TV Presenter and farmer Adam Henson is launching #FeedMeTruth, a national campaign to inform children of where the food on their plate comes from.
Henson, best known from Countryfile, hopes to encourage every nursery and school to commit to making their food supply chain transparent, thereby creating a generational shift in how the nation engages with and values food provenance.
The campaign will offer for nurseries, and free of charge for state primary and secondary schools, a way to show the journey of every plate of food and drive the change through supply chains.
The service and technology is being provided by Happerley, a not for profit organisation founded by farmers to validate the provenance of food ingredients and empower consumers to know where their food is from.
Co-operative Childcare, a national nursery group, has already signed up as the lead educational group, who have had to change their entire food supply chain to enable the transparency.

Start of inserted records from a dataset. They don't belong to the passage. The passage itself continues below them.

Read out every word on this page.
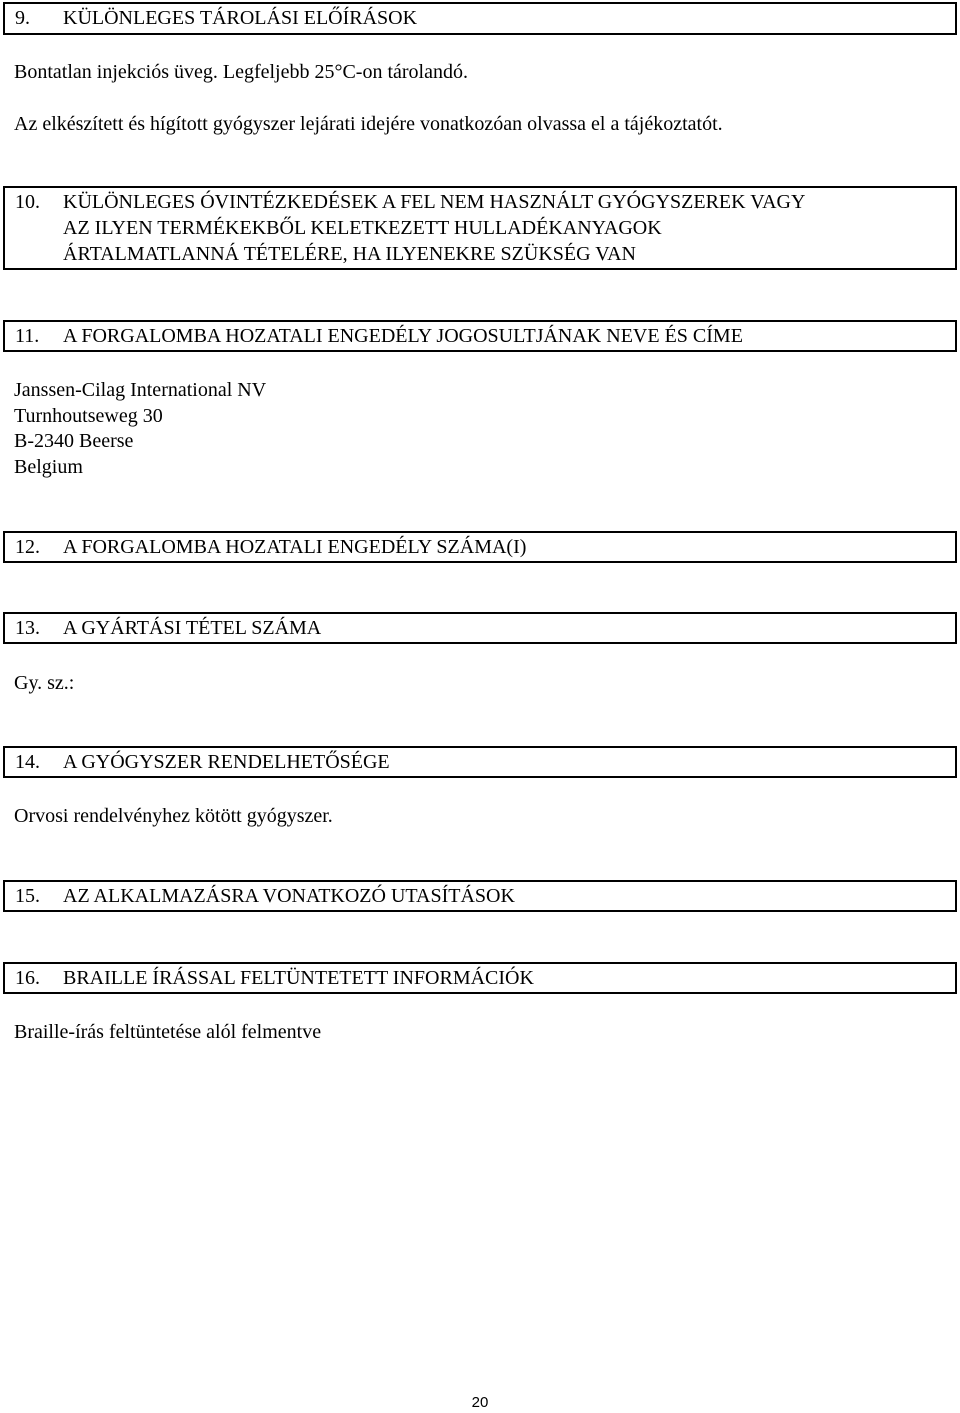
9.	KÜLÖNLEGES TÁROLÁSI ELŐÍRÁSOK
Bontatlan injekciós üveg. Legfeljebb 25°C-on tárolandó.
Az elkészített és hígított gyógyszer lejárati idejére vonatkozóan olvassa el a tájékoztatót.
10.	KÜLÖNLEGES ÓVINTÉZKEDÉSEK A FEL NEM HASZNÁLT GYÓGYSZEREK VAGY
AZ ILYEN TERMÉKEKBŐL KELETKEZETT HULLADÉKANYAGOK
ÁRTALMATLANNÁ TÉTELÉRE, HA ILYENEKRE SZÜKSÉG VAN
11.	A FORGALOMBA HOZATALI ENGEDÉLY JOGOSULTJÁNAK NEVE ÉS CÍME
Janssen-Cilag International NV
Turnhoutseweg 30
B-2340 Beerse
Belgium
12.	A FORGALOMBA HOZATALI ENGEDÉLY SZÁMA(I)
13.	A GYÁRTÁSI TÉTEL SZÁMA
Gy. sz.:
14.	A GYÓGYSZER RENDELHETŐSÉGE
Orvosi rendelvényhez kötött gyógyszer.
15.	AZ ALKALMAZÁSRA VONATKOZÓ UTASÍTÁSOK
16.	BRAILLE ÍRÁSSAL FELTÜNTETETT INFORMÁCIÓK
Braille-írás feltüntetése alól felmentve
20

Co-operative Childcare is committed to children’s health and wellbeing and part of this programme is about teaching children where their food comes from and about making healthy choices.
Henson said: “The appreciation and understanding of food starts with children simply knowing how and where the ingredients on their plate were produced, but they don’t. They have no idea. Every school dinner has a story to tell – a journey. It leaves a footprint. We need every child to explore it and be inspired and learn from it.”
Happerley founder, farmer Matthew Rymer, explains: ““The food industry remains one of the least transparent and we are not told the origins of most of the ingredients in our food. Children are particularly susceptible to buying into brands and clever marketing because they do not know or understand better.
“By working through the food chain to deliver the full story of the ingredients that make their school dinners, our hope is we can create a seismic change in understanding for the future that impacts positively on their health and nutrition, the environment and sustainable food production.”